Seatunel 使用kafka source(canal_json) 如何实现 自动schema 映射?
需求描述
- Seatunel 使用kafka source,格式为 canal_json。每一条消息都带有对应的database 、table 和 sqlType,sqlType 记录了所有的列定义,所以其实 canal_json 自身就已经有完整的 schema 定义。
- 我的某个topic里会有不同的表,每个表的字段定义都不一样,用一个schema 定义我这个topic 的所有表,显然不合适。
- 如果我想达到我的目的,应该怎样实现?
参考文档
@YYChildren like this data?
@Hisoka-X paimon supports the features https://paimon.apache.org/docs/master/cdc-ingestion/kafka-cdc/ Is SeaTunnel going to implement this functionality ?
@dyp12 This is data in kafka .
{
"data": [
{
"id": "1",
"v1": "2"
},
{
"id": "1",
"v1": "2"
}
],
"database": "test",
"es": 1749187027000,
"gtid": "",
"id": 5,
"isDdl": false,
"mysqlType": {
"id": "int",
"v1": "int"
},
"old": [
{
"v1": "1"
},
{
"v1": "1"
}
],
"pkNames": null,
"sql": "",
"sqlType": {
"id": 4,
"v1": 4
},
"table": "t1",
"ts": 1749187027079,
"type": "UPDATE"
}
@dyp12 This is data in kafka .
{ "data": [ { "id": "1", "v1": "2" }, { "id": "1", "v1": "2" } ], "database": "test", "es": 1749187027000, "gtid": "", "id": 5, "isDdl": false, "mysqlType": { "id": "int", "v1": "int" }, "old": [ { "v1": "1" }, { "v1": "1" } ], "pkNames": null, "sql": "", "sqlType": { "id": 4, "v1": 4 }, "table": "t1", "ts": 1749187027079, "type": "UPDATE" }
@YYChildren similar data,we use aliyun DTS to read mysql data , and send to kafka
I want to sync data from kafka to clickhouse , but seatunnel don't support multi-table schema in one kafka topic. @dyp12
I want to sync data from kafka to clickhouse , but seatunnel don't support multi-table schema in one kafka topic. @dyp12
you can use table_list to support multi-table schema in one kafka topic @YYChildren
I want to sync data from kafka to clickhouse , but seatunnel don't support multi-table schema in one kafka topic. @dyp12
you can use table_list to support multi-table schema in one kafka topic @YYChildren
Yep, please use table_list. You can refer https://seatunnel.apache.org/zh-CN/docs/2.3.11/connector-v2/source/Kafka#%E5%A4%9A-kafka-%E6%BA%90%E7%A4%BA%E4%BE%8B
I want to sync data from kafka to clickhouse , but seatunnel don't support multi-table schema in one kafka topic. @dyp12
you can use table_list to support multi-table schema in one kafka topic @YYChildren
Yep, please use
table_list. You can refer https://seatunnel.apache.org/zh-CN/docs/2.3.11/connector-v2/source/Kafka#%E5%A4%9A-kafka-%E6%BA%90%E7%A4%BA%E4%BE%8B
read schema from kafka data,Is SeaTunnel going to implement this functionality ?https://paimon.apache.org/docs/master/cdc-ingestion/kafka-cdc/ @Hisoka-X
I am not sure how to implement this logic, because the schema of SeaTunnel is determined before the reader starts reading data. Currently, this architecture cannot determine the schema when reading data. If we want to support this function, our architecture needs to be upgraded to support dynamic addition of transforms and sinks.

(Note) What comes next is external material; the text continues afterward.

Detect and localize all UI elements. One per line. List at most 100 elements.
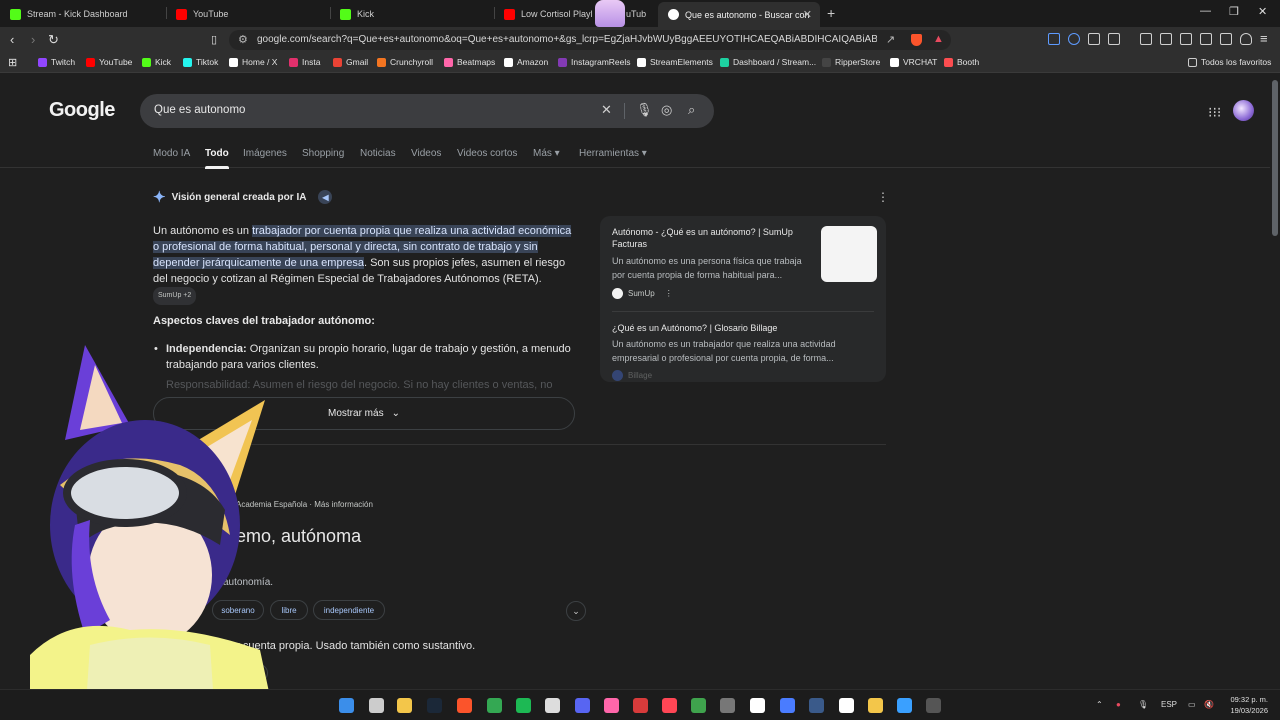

I am not sure how to implement this logic, because the schema of SeaTunnel is determined before the reader starts reading data. Currently, this architecture cannot determine the schema when reading data. If we want to support this function, our architecture needs to be upgraded to support dynamic addition of transforms and sinks.
SchemaChangeEvent can change schema after the reader starts reading data, may be can add a SchemaCreateEvent to add schema
when i use SeaTunnel to read mysql cdc data to kafka, i set mysql cdc table-pattern , after the reader starts reading data, and then i create a new table in mysql , the SeaTunnel can read new table data, but can not send to kafka, because of new table schema not add, so i need to restart SeaTunnel , inconvenient @Hisoka-X
may be can add a SchemaCreateEvent to add schema
Yes, we can use this way.
This issue has been automatically marked as stale because it has not had recent activity for 30 days. It will be closed in next 7 days if no further activity occurs.
This issue has been closed because it has not received response for too long time. You could reopen it if you encountered similar problems in the future.